I should be proud of myself, of how I pulled off Christmas.
Between mommy and their grandmothers and aunts and uncles, the kids pretty much got everything they wanted. Santa also managed to make a very decent showing this year, with lots of candy to spare and share.
We had noche buena with my (orphan) friends and their dogs, and guess what, we probably had more fun than most. We heard Xmas Mass in the am, visited the crypt briefly, spent the afternoon and evening at Dasma. Micheal made a showing, with a beer in his hand. Too funny. The girls always have fun together anyway, so it was a nice night with good food (steak, lechon, turkey!).

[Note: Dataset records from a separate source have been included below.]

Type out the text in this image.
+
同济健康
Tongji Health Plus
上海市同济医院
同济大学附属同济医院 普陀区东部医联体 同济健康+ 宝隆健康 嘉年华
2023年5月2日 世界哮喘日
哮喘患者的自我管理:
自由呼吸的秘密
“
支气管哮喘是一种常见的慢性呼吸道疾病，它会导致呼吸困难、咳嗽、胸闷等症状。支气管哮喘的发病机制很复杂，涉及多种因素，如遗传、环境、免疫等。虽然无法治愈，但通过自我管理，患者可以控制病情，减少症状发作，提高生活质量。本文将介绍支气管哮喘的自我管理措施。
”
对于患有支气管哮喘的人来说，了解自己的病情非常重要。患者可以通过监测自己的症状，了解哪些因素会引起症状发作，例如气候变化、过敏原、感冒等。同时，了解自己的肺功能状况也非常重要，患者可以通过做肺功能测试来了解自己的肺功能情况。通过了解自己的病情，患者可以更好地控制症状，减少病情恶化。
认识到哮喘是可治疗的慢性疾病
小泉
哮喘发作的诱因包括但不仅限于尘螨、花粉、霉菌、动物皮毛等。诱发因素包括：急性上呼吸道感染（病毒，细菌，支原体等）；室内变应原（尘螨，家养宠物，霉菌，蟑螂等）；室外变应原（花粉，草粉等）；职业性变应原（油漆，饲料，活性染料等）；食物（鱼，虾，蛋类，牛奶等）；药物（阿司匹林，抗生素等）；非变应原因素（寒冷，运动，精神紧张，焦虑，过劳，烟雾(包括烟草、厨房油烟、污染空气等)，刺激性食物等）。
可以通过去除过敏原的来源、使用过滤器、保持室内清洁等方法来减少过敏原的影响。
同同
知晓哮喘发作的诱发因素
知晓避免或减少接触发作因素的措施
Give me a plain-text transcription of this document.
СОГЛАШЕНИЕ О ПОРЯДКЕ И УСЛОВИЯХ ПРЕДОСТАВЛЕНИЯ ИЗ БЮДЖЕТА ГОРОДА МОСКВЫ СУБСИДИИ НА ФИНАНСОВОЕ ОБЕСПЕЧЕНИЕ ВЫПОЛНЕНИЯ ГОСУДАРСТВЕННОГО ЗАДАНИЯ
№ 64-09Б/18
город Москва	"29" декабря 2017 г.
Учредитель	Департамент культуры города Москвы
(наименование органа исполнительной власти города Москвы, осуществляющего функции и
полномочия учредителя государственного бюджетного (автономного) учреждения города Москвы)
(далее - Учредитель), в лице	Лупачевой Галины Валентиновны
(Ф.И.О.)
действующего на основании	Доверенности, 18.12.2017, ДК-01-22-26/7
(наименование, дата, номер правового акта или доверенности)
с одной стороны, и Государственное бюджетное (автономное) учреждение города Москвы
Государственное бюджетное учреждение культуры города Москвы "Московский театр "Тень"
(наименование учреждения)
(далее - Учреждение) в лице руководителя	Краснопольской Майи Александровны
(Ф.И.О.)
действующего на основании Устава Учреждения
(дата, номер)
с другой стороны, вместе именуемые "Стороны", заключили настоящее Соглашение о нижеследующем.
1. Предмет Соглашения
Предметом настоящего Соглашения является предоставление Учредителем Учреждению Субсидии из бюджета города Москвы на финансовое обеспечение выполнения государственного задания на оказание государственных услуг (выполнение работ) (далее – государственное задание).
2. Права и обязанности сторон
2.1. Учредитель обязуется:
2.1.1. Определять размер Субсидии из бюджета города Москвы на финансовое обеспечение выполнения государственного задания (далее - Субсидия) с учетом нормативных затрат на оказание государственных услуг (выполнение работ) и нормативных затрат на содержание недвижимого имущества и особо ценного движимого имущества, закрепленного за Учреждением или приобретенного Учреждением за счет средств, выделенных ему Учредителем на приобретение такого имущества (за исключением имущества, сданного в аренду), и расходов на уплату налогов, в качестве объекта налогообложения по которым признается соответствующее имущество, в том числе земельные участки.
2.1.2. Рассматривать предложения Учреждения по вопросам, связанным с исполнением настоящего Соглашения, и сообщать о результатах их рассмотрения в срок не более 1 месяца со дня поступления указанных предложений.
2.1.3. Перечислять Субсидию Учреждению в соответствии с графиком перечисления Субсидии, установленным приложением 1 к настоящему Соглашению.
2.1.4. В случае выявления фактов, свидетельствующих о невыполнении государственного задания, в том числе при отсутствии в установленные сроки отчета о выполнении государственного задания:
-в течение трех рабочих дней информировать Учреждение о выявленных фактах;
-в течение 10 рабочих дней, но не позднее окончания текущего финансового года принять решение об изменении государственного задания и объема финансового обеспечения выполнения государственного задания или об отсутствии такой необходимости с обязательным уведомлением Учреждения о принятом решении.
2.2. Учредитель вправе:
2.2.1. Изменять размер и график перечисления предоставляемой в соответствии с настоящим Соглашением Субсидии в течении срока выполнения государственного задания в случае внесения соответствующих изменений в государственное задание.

I thought I had it all together, but it was the candied carrots that did me in. As I got myself a serving, Raquel quietly said "menos na ang mga kalaban dyan"... and I instantly knew exactly what she meant. How startling to be reminded by Raquel.
I smiled while my heart sank, remembering how he used to "fight" over the candied carrots with John, then asking me to make some for him at home, for him alone. I didn't realize until that moment how tired I was of 'keeping it together' and, as soon as dinner was over and I could disappear without mom noticing, I went upstairs to lay down and rest my aching chest.
The sadness lingered all through the night and I couldn't wait to get home to douse that pain with a shot of mandarin absolut. I am sufficiently doused now, and not proud to admit that I'm glad Xmas is over.